Wind River (30 août)
"This isn't the land of waiting for backup. This is the land of 'you're on your own.'" Il y a deux ans, Taylor Sheridan (surtout connu pour son rôle de sheriff adjoint dans Sons of Anarchy) s'est placé sur la carte de l'Hollywood moderne en signant le scénario du Sicario de Denis Villeneuve. L'année passée, il était aussi la plume derrière l'excellent Hell or High Water de David Mackenzie (Commancheria en VF), un film qui a un temps fait partie de ma sélection avant de faire les frais de mouvances plus pulp. Avec Wind River, Sheridan s'offre un trois sur trois dans les films notables de l'année, sauf que cette fois, il réalise son truc lui-même et il y colle plein de neige du Wyoming. J'ignorais d'ailleurs la corrélation avant de chercher un peu pourquoi ce film me paraissait si familier. Sheridan emprunte évidemment énormément aux (excellents) réalisateurs avec lesquels il a travaillé, jusque dans la production (la bande-son, par ailleurs curieusement proche du Proposition de John Hillcoat, est signée par la paire Nick Cave/Warren Ellis déjà à l'oeuvre sur Hell or High Water, et c'est Chris Pine qui devait tenir le rôle du chasseur), renforçant encore un peu plus l'unité du projet. En gros, Wind River avait de sacrés attentes à combler, et si je n'avais pas réellement idée desquelles en débutant le film, elles apparaissent néanmoins clairement dès son introduction. Intense et engagé, s'il était une bédé, Wind River serait le croisement crépusculaire entre le Whiteout de Greg Rucka et le Scalped de Jason Aaron, un polar rude et froid (dans tous les sens du terme) au message tristement fataliste sur la condition amérindienne moderne, attaché à dresser le portrait le plus cru et vrai des événements et de ses acteurs. Hyper narratif et très formel, Wind River est aussi clairement un film de scénariste et n'est à ce titre probablement pas le meilleur des trois, mais il est indiscutablement le plus personnel : on parle sans cesse de Denis Villeneuve, et oui, le monsieur est un réalisateur avec une patte, mais en plaçant Wind River à la suite des deux autres comme la conclusion d'une informelle trilogie des frontières américaines, il apparaît indéniable que la vision est avant tout celle de Sheridan.

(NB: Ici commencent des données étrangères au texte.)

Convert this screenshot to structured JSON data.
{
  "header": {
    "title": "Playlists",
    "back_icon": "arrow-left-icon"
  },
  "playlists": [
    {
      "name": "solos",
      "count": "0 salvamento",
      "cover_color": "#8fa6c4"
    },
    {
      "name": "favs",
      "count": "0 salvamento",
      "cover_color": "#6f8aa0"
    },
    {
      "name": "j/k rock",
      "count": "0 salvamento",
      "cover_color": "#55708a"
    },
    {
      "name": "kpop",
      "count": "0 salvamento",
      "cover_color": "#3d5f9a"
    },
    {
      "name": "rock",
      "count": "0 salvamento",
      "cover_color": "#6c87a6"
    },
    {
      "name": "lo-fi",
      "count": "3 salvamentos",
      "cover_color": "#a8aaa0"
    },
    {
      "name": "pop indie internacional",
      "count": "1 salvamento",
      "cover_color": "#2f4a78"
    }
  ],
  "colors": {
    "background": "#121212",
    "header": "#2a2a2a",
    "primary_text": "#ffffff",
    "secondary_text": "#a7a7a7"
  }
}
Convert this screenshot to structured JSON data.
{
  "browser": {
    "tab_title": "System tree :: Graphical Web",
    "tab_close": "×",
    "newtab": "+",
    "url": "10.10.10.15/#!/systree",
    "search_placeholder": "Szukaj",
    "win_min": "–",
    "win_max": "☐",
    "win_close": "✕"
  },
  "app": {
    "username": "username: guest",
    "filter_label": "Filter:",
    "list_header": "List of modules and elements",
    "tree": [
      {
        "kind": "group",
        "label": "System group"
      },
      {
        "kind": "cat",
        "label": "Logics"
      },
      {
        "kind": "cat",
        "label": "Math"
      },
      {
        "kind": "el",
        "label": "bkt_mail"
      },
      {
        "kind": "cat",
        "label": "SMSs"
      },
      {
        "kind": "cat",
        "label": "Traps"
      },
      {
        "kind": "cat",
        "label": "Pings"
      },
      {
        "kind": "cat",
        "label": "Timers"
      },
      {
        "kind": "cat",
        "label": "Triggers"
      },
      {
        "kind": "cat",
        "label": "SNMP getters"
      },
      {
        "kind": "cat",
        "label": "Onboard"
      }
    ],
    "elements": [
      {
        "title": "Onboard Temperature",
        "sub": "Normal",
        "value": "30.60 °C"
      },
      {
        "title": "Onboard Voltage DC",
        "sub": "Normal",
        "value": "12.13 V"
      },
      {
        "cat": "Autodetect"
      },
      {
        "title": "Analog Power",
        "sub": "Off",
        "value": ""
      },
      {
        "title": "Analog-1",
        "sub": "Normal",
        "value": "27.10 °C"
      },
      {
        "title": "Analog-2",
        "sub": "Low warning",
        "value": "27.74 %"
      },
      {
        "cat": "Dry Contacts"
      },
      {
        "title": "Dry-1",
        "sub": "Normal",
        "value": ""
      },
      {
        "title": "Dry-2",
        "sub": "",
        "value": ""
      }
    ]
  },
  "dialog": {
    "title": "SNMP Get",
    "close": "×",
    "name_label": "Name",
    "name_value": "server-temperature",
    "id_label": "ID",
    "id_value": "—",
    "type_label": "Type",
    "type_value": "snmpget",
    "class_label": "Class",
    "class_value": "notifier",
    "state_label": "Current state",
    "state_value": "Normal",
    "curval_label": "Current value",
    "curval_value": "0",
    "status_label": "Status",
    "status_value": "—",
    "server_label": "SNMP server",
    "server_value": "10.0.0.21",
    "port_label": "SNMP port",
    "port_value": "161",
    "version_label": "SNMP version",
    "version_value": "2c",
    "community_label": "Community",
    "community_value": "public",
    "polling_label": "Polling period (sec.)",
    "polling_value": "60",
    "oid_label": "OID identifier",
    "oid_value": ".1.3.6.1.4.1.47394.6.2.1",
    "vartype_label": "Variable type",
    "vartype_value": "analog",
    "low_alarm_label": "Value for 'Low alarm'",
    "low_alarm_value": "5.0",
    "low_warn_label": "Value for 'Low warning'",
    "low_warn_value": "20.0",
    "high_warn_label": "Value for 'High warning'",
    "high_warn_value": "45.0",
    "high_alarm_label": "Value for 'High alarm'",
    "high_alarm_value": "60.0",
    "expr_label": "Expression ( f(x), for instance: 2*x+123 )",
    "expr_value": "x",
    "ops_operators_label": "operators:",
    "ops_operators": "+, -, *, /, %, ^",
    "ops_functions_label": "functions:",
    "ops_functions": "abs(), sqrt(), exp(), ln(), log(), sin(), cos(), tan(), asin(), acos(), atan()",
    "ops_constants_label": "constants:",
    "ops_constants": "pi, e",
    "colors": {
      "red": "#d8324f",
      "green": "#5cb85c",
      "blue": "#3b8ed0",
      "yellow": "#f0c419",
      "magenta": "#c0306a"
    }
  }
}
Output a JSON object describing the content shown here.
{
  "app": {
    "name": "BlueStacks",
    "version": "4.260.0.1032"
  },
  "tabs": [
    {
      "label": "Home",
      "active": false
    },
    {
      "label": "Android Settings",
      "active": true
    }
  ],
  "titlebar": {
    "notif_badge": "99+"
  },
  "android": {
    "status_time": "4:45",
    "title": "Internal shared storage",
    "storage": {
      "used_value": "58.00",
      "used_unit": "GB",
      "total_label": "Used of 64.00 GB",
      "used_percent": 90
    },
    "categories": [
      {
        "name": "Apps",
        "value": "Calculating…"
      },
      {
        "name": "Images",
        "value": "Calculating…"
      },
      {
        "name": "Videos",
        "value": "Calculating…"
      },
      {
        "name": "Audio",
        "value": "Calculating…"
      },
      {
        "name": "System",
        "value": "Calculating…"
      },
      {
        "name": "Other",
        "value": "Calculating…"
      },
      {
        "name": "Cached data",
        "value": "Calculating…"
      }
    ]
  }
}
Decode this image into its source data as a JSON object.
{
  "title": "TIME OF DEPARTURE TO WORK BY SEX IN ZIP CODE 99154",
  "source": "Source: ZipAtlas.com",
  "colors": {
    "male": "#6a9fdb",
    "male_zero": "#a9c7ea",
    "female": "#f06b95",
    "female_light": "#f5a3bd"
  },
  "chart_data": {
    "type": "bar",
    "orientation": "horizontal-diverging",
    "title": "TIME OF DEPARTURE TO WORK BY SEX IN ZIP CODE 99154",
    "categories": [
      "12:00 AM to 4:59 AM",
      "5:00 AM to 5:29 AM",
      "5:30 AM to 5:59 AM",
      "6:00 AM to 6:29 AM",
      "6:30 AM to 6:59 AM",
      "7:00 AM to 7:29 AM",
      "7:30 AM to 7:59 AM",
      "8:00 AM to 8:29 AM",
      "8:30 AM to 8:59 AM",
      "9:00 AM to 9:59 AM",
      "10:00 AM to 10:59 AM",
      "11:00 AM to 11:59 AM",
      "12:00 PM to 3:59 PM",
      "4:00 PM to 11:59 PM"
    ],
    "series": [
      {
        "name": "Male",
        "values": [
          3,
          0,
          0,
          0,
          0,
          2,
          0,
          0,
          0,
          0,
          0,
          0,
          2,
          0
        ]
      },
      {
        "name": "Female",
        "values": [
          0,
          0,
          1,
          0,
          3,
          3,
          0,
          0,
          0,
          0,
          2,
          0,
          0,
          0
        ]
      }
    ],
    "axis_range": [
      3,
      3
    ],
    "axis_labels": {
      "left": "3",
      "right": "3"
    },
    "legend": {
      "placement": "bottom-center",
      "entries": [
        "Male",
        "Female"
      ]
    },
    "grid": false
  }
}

Le Crime de l'Orient Express (13 décembre)
Mon film de Noël, de et avec Kenneth Brannagh, avec un casting en or massif et une production value de malade mental. Bon, on connait déjà la fin, mais avec la gueule de ce truc (le premier trailer puait déjà la classe, et le film explose la rétine pendant 1h50), le passif de son mégalomane auteur et ma propre appréciation de l'oeuvre de Dame Christie, il m'apparaissait impensable que ce film ne fasse pas mon top annuel. Par chance, il est aussi lumineux que sa fiche IMDB laisser espérer, flamboyant et travaillé à souhait, dans des décors sublimes, avec une colorimétrie de bédé qui sied parfaitement à l'orientation de la mise en scène (un départ très comédie, une enquête de plus en plus sérieuse, et ce final de tragédie grecque), profitant autant du côté Royal Shakespeare Theatre de Brannagh que du caractère plus ou moins déluré de sa distribution (j'vais pas faire une liste, mais Dame Judi en princesse russe, Michelle Pfeiffer en cougar, Depp en gangster insouffrable ou Willem Dafoe en scientifique autrichien raciste, c'est du sur mesure), résultant en un huis clos particulièrement savoureux, ponctué de quelques plans et répliques d'anthologie. Dans une année où j'ai vu étonnamment beaucoup de vieux policiers revenir sur le devant de la scène, ce film est de loin le meilleur, aussi fantastique que la moustache de Kenneth. Par ailleurs sorti horriblement tard en France (deux mois après l'international), il est le dernier film que j'ai vu en 2017... Ou comment finir l'année exactement sur la même note qu'elle avait commencé.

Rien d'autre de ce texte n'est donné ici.